CHICAGO (AP) - The Illinois Supreme Court will decide in the coming months if Chicago's food truck regulations are unconstitutional.

The state's high court on Wednesday heard oral arguments in a case that dates back to 2012, The Chicago Tribune reported.

Laura Pekarik, who runs a food truck called Cupcakes for Courage, sued the city shortly after it introduced regulations that require trucks to park at least 200 feet from businesses that serve food and to have a city-monitored GPS device to help facilitate health inspections violates privacy protections, among other things. She says the regulations unfairly suppress competition and favor restaurants.

"What's right is right, and you can't protect one industry from another," Pekarik said.

Chicago officials have said the city has the right to "balance the interests of food trucks and those of restaurants."

"The purpose is not to suppress competition but to protect the many benefits that bricks-and-mortar restaurants bring to Chicago: tax revenue, jobs, they make a major contribution to tourism and bring cultural contributions to the city," city attorney Suzanne Loose argued in court Wednesday.

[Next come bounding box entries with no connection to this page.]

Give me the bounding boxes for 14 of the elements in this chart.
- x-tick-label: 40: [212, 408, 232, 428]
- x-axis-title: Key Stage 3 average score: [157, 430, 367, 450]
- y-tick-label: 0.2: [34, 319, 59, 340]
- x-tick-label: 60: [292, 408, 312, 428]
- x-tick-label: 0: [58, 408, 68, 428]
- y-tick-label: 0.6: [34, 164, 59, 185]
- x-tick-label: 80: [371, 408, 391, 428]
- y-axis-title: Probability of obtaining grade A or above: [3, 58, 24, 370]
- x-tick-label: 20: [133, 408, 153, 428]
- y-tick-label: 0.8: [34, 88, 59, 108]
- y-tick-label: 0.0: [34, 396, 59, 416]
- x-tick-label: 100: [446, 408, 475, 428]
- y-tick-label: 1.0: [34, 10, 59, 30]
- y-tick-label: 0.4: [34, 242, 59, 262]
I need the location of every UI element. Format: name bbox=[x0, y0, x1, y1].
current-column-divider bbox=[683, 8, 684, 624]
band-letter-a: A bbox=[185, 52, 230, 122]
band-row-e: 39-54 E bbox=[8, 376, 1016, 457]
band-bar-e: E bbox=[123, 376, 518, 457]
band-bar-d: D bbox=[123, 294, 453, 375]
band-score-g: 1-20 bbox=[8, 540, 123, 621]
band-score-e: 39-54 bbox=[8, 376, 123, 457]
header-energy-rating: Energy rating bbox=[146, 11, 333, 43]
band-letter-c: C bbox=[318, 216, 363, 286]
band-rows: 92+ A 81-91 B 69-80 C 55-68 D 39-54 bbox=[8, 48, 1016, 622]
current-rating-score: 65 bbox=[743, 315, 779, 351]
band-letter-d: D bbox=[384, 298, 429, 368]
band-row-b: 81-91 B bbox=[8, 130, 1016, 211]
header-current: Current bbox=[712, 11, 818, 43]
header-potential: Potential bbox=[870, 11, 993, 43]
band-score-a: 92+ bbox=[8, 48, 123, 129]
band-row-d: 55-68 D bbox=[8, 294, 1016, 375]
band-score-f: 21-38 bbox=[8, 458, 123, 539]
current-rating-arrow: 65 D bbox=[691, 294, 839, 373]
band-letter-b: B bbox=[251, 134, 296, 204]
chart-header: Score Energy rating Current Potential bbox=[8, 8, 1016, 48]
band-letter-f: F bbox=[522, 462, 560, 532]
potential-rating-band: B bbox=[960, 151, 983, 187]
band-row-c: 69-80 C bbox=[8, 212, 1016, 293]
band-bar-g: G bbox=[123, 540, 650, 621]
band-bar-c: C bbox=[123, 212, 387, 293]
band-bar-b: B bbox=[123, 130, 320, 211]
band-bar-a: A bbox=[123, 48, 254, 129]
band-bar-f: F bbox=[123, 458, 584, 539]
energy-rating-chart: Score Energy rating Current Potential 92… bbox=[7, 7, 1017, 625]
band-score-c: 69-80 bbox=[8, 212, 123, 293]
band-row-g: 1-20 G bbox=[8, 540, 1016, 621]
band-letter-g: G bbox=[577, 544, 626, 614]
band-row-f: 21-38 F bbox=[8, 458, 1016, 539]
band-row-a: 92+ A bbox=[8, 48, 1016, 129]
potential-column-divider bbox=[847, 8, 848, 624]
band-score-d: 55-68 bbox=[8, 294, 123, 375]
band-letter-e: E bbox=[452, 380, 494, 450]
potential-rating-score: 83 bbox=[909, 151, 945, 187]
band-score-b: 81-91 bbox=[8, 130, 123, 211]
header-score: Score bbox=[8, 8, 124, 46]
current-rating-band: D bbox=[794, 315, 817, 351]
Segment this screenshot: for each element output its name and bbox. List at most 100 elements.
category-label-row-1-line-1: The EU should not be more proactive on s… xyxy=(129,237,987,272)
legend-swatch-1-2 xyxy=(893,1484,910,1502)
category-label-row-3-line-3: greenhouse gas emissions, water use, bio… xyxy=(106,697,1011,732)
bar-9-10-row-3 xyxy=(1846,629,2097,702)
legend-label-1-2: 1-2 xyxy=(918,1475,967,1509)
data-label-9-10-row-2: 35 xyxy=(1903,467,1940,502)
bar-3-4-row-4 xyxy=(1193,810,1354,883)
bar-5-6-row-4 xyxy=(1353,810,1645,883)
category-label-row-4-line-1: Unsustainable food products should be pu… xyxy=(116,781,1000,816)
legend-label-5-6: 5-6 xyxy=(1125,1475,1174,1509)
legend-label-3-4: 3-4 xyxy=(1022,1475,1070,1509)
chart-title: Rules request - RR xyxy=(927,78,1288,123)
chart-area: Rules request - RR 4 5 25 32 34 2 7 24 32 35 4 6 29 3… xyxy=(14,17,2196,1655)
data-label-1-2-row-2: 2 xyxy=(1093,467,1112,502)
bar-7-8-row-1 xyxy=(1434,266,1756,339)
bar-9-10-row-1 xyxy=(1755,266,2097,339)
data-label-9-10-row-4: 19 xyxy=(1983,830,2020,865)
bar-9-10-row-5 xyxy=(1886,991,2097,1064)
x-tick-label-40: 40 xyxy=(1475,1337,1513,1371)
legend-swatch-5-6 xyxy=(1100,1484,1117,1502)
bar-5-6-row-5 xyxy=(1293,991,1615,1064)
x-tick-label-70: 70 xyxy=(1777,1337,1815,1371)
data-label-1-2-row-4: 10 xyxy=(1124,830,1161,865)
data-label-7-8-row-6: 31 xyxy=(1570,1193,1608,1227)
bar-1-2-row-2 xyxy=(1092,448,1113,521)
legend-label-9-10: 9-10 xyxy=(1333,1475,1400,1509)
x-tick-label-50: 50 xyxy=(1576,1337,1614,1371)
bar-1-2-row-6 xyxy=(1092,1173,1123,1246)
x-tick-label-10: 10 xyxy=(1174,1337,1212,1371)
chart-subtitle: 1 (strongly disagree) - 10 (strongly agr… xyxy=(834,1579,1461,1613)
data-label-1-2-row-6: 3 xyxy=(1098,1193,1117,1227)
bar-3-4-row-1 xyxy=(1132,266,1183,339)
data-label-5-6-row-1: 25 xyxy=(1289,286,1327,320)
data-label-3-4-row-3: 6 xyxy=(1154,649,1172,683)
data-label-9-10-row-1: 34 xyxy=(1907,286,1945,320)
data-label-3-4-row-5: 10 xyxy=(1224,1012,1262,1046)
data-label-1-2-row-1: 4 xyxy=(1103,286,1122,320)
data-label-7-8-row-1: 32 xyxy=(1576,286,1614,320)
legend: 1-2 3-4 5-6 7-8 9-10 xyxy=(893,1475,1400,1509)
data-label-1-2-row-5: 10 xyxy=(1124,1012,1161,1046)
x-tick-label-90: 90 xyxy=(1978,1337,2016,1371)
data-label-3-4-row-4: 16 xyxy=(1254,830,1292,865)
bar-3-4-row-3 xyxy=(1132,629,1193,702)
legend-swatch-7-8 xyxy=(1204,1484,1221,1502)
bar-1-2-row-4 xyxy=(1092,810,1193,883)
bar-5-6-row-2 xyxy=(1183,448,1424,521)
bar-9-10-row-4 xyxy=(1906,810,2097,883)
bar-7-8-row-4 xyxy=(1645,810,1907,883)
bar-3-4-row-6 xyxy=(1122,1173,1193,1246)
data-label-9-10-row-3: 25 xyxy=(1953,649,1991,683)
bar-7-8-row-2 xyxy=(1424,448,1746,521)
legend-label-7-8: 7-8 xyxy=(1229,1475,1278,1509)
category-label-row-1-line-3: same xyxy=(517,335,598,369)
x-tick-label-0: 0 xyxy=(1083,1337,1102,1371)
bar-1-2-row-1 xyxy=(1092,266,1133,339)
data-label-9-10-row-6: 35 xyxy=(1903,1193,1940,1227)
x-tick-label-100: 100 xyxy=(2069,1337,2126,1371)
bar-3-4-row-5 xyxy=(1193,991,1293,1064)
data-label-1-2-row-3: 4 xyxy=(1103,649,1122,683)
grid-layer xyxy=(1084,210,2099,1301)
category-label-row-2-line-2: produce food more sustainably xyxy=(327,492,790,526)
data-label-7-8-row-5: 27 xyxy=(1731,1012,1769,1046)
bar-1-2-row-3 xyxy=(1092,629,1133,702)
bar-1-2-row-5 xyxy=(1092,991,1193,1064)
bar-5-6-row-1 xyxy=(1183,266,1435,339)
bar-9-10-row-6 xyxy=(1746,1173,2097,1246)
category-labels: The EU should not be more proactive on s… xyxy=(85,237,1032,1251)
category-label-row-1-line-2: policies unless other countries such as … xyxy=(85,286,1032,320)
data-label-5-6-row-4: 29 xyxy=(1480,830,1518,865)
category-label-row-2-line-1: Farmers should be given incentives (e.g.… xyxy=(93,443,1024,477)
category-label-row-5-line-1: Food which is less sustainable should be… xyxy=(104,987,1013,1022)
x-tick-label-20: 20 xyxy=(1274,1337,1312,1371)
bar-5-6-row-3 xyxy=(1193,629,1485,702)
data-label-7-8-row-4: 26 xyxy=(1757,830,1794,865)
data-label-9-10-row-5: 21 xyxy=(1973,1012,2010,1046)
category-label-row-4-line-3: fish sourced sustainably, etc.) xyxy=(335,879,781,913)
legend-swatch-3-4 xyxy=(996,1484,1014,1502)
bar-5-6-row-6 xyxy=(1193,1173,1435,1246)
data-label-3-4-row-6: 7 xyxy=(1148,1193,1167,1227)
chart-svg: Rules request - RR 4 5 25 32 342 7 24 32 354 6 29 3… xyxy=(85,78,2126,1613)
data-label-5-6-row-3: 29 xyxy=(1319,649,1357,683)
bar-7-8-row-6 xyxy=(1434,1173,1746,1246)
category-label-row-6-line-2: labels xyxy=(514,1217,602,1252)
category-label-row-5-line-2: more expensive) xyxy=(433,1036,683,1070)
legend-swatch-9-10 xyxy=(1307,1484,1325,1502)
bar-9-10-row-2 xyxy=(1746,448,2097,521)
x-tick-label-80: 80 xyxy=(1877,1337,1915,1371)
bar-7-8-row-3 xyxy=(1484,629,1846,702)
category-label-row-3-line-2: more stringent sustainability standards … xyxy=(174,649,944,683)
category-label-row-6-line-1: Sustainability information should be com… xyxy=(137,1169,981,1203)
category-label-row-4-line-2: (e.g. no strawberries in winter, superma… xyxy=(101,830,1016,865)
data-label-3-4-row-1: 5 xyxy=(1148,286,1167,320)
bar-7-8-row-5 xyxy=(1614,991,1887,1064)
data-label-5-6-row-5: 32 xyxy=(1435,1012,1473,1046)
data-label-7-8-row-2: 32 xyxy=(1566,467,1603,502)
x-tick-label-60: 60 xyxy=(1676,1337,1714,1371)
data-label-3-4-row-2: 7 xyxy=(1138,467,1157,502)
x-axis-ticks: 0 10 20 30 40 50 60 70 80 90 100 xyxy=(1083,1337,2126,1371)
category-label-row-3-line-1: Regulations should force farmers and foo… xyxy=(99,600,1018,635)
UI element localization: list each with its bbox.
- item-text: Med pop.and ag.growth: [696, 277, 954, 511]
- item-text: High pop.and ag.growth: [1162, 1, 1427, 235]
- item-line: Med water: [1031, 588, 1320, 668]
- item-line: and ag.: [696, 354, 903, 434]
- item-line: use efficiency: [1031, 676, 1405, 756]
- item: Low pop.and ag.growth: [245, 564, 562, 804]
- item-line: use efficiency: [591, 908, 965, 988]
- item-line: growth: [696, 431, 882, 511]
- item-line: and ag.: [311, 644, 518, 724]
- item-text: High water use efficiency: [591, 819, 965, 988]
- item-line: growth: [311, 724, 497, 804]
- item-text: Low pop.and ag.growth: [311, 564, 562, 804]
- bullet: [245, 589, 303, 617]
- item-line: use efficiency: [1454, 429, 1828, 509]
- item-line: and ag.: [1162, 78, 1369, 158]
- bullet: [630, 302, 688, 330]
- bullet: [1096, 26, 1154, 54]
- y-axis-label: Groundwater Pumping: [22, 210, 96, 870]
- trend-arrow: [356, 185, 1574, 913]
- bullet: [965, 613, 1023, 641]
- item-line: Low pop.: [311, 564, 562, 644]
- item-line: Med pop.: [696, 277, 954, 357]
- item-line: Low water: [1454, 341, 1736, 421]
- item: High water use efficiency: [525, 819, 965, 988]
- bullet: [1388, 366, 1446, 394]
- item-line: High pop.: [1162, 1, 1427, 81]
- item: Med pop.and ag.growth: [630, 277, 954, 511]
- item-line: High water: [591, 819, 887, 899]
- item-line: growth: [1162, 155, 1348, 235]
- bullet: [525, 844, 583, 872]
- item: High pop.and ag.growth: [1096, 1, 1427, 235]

A Cook County Circuit Court judge ruled in favor of the city in 2016 and an appellate court upheld that decision the following year.

Chicago is one of the most difficult cities for food truck operators, according to a report last year from the U.S. Chamber of Commerce, which analyzed cities' regulatory environments for food trucks.

Local food truck operators say the restrictions have caused many of the mobile food vendors to go out of business. There are about 65 active food trucks in Chicago, which is about half the number there were before the ordinance took effect in 2012, said Gabriel Wiesen, president of the Illinois Food Truck Association.